Denn die japanischen Politiker und Manager der traditionellen Industriebereiche zeigten sich Reformunwillig, erklärte Shiraishi. Bei den Einzelwerten ragten am Dienstag Nissan Motor mit deutlichen Kursgewinne hervor. Der Automobilhersteller hatte am Montag die Gewinnprognosen für das laufende Geschäftsjahr angehoben, da das im vergangenen Oktober eingeführte Kostensparprogramme nun erste Erfolge zeige. Die Anleger honorierten die Meldung mit einem Auschlag von 9,5 % auf 749 Yen. Keine Gnade kannten Investoren dagegen für Sony auf Grund der Gewinnwarnung in der Vorwoche. Die Aktien büßten erneut 5,1 % auf 8 720 Yen ein.

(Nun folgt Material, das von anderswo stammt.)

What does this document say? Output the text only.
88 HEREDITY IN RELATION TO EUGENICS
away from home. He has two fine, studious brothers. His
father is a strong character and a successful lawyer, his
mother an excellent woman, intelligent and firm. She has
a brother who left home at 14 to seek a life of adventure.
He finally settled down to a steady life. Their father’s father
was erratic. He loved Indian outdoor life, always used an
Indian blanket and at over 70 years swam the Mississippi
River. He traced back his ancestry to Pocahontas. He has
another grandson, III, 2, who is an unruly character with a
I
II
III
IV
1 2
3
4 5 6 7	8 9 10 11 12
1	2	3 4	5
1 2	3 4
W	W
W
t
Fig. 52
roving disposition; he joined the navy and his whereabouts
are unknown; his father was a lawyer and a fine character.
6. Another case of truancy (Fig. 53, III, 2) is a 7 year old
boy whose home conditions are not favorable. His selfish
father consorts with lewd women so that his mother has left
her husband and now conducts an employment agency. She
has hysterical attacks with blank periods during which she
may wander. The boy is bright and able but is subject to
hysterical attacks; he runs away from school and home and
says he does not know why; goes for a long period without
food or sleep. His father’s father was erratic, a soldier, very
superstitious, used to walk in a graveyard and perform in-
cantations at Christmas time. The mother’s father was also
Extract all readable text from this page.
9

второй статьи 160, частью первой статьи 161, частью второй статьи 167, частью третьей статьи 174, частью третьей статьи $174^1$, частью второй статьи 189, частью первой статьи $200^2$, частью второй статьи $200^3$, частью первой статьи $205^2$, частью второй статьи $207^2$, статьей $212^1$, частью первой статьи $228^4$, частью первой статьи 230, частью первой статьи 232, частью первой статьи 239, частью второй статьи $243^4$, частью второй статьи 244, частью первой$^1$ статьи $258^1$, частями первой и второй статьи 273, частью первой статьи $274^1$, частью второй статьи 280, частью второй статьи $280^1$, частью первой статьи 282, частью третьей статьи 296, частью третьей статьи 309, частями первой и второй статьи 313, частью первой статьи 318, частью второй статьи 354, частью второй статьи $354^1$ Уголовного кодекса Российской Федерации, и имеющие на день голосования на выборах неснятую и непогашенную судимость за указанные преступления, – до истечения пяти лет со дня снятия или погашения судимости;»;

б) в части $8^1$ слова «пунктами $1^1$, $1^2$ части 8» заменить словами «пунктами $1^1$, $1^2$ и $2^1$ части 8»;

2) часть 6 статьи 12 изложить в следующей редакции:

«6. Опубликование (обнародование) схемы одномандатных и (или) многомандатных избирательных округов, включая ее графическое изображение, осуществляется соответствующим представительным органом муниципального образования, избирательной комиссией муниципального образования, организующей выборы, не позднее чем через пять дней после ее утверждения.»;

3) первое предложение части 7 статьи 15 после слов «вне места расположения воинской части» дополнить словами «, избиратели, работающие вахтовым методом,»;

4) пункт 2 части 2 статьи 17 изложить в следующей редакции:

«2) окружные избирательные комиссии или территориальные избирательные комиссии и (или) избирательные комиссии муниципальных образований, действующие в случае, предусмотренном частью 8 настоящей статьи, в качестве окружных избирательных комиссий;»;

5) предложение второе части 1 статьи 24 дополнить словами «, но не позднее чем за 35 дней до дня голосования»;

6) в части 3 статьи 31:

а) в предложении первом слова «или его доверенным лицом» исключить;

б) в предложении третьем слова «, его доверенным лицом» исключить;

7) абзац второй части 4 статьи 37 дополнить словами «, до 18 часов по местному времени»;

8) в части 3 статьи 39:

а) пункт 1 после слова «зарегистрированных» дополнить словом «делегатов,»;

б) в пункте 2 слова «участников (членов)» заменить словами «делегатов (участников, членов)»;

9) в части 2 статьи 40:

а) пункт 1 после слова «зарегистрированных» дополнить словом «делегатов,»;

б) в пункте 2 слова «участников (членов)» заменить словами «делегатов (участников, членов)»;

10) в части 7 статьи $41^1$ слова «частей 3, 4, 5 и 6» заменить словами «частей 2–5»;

Matsushita Electric erhöhten sich um 3,6 % auf 3 170 Yen. Mit der Aussicht auf robuste Ergebnisse stufte Morgan Stanley Dean Witter die Aktie auf "Strong Buy" von zuvor "Outperform" hoch. Gesucht waren Aktien von Arabian Oil, die 8,5 % auf 408 Yen kletterten. Der Wert gilt als möglicher Profiteur von den Verhandlungen zwischen Japan und Iran über den Ausbau eines Ölfelds im Iran.